Il a écumé la plaine de l’Imbo. Il avait transformé le nord-ouest du Burundi en far west où circuler revenait à jouer à cache-cache avec la mort. Il a semé la terreur chez lui à Nyamitanga où son seul nom suscitait une grande crainte. Il a connu la prison et a été liquidé un jour de 2017 dans des circonstances non encore élucidées. Nous avons retrouvé sa femme. Retour sur la vie et la disparition de ce personnage controversé.
Bitaryumunyu, Eugène Sinzumunsi de son vrai nom, était né le 16 juin 1972 à Nyamitanga, tout près de la rivière Rusizi.

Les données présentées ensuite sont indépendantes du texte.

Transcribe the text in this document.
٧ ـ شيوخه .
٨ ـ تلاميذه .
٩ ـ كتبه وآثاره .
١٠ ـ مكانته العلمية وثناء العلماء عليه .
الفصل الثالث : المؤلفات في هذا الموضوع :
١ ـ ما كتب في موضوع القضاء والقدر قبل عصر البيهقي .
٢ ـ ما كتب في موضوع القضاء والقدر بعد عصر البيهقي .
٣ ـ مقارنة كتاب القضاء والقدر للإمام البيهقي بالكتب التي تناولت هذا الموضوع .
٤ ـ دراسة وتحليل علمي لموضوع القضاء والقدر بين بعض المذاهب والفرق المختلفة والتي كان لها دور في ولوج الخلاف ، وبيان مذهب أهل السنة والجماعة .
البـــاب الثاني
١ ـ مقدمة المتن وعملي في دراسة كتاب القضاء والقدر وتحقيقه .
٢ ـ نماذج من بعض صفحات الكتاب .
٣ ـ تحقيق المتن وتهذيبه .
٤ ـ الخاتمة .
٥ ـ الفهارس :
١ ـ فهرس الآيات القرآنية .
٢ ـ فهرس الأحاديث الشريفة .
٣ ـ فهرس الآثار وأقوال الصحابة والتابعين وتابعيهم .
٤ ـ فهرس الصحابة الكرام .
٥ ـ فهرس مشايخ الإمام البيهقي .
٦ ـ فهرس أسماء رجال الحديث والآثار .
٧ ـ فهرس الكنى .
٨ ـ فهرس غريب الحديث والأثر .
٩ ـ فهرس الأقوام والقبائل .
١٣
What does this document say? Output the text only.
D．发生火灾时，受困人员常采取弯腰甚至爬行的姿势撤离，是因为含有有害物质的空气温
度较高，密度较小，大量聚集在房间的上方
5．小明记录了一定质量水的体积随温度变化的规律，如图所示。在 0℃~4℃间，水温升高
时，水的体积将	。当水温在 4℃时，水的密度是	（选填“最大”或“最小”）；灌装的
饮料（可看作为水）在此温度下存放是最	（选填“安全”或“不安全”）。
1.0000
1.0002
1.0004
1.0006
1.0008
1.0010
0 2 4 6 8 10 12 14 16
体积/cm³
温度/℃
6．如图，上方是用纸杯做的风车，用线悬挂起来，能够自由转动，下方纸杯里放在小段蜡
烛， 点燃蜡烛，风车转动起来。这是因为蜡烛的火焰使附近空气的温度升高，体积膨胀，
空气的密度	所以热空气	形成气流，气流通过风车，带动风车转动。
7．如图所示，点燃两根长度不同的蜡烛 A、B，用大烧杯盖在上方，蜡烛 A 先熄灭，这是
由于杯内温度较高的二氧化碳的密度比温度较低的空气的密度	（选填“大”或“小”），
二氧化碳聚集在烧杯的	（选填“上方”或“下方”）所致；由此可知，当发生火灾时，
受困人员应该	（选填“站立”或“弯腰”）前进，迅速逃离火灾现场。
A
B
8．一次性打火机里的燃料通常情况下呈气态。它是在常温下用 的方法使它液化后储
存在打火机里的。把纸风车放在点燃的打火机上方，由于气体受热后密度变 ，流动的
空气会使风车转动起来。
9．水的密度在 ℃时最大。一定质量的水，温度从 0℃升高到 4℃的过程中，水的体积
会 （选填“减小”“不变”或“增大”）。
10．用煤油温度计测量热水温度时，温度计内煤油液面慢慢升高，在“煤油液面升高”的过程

Il était d’un tempérament calme et ne buvait pas au départ. Mais, il paraît que ses combattants avaient fini par le convaincre de partager une Primus de temps en temps avec eux. Toutefois, il n’en prenait pas plus de trois, d’après sa veuve. Cette dernière, nous sommes allés la chercher à Buseruko, un coin tranquille de la commune Mugina (province Cibitoke). Elle a gentiment accepté de nous parler.
Elle a partagé la vie de Bitaryumunyu pendant plusieurs années. Elle n’a pas partagé sa vie seulement, mais son combat aussi. Oui, Jeanne Butoyi a vécu et a combattu avec Bitaryumunyu dans la savane de la Rukoko et ailleurs. De cette union est né un garçon qui est aujourd’hui sur le point de terminer l’école secondaire. Elle, elle ne considère pas Bitaryumunyu comme un brigand qui dépouillait les passants et les assassinait (et pas forcément dans cet ordre). « Il avait 900 soldats à nourrir et tous les rebelles utilisaient ce moyen pour s’approvisionner », rappelle avec véhémence sa femme qui approche la cinquantaine. Pour elle, Bitaryaryumunyu n’a pas fait pire que les autres combattants durant la guerre civile.
Le commencement de la fin
Bitaryumunyu qui avait accepté de déposer les armes et aurait discrètement entamé des négociations avec les autorités sera arrêté à Mutanga chez un certain Neftali qui était à l’époque député. Il aurait été un transfuge du FNL d’Agathon Rwasa quand cet ancien groupe rebelle était encore dans le maquis. Le CNDD de Nyangoma aussi avait fait savoir que Bitaryumunyu était un de ses combattants, tellement sa réputation était sulfureuse. Tout ça est corroboré par sa femme, qui ajoute que Bitaryumunyu avait finalement décidé de voler de ses propres ailes et de fonder sa propre armée.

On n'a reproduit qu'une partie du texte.